When we decided to adopt we agreed on a girl since we already have a little boy. Since learning more about Korea we have had to change our mindset. Korea is really pushing for an increase in domestic adoption and because of that 85% of children up for international adoption are boys. The reason for this is because in the Korean culture blood line is very important. It is not such a big deal to adopt a girl if you are Korean but to adopt a boy means someone from another blood line will carry your name and that does not settle well with most traditions. Either way we cannot wait to add to your family!

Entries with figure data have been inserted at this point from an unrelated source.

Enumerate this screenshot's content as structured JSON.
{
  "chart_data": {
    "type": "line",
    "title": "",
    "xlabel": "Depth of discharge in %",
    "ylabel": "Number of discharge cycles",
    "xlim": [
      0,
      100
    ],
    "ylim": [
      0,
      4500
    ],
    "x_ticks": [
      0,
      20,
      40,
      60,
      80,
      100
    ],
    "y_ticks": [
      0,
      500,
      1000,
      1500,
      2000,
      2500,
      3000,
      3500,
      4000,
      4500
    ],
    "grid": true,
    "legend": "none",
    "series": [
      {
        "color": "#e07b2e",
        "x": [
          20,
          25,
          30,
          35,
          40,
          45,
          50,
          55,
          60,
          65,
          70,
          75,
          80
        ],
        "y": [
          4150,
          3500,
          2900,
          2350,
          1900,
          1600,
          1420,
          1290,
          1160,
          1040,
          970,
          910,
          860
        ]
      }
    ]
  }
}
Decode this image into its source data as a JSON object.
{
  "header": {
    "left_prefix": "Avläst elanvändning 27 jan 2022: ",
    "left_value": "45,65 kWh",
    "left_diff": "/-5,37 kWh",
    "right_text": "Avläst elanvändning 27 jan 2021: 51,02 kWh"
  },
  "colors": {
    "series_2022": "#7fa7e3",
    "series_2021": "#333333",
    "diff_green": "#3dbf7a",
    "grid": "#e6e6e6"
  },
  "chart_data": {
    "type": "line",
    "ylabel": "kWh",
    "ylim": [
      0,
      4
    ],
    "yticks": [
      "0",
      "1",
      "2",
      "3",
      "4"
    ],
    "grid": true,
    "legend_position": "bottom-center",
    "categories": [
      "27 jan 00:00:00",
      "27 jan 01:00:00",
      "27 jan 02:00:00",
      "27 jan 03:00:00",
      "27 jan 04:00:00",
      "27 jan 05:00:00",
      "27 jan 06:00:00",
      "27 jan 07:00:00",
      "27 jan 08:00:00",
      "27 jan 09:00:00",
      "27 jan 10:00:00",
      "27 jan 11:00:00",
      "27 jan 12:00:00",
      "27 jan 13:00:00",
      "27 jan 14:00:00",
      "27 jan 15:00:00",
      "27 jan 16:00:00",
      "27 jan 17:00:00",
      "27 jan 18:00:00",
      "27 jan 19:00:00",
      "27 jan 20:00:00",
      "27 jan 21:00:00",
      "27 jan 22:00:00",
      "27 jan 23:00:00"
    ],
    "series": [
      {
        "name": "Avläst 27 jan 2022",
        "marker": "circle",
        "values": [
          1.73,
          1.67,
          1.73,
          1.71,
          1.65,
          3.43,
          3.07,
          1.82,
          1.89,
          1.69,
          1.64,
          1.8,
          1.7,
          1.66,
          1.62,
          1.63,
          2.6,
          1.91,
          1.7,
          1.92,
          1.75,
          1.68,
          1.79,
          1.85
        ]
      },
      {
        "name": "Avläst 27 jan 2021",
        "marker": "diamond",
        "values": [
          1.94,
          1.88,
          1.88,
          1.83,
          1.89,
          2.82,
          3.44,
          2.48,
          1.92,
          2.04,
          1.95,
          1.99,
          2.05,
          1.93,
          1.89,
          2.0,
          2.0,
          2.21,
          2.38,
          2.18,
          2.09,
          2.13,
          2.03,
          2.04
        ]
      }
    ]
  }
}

Since Korea is promoting more domestic adoption, eventually the country's goal is to close down international adoption completely. Unfortunately that is a big bummer for the families waiting for their children to come home. Each year Korea will decrease the number of Visa's they give out to families adopting internationally, this in turn makes the wait even longer. We were just informed that the average wait for a referral has gone up from 9 - 12 months to 12-15. I can't lie and say I wasn't sad about this but with my sadness came peace. God is in control, He has a baby for us and He will make it happen. Might take some time but eventaully we will get our little one. How Exciting!!!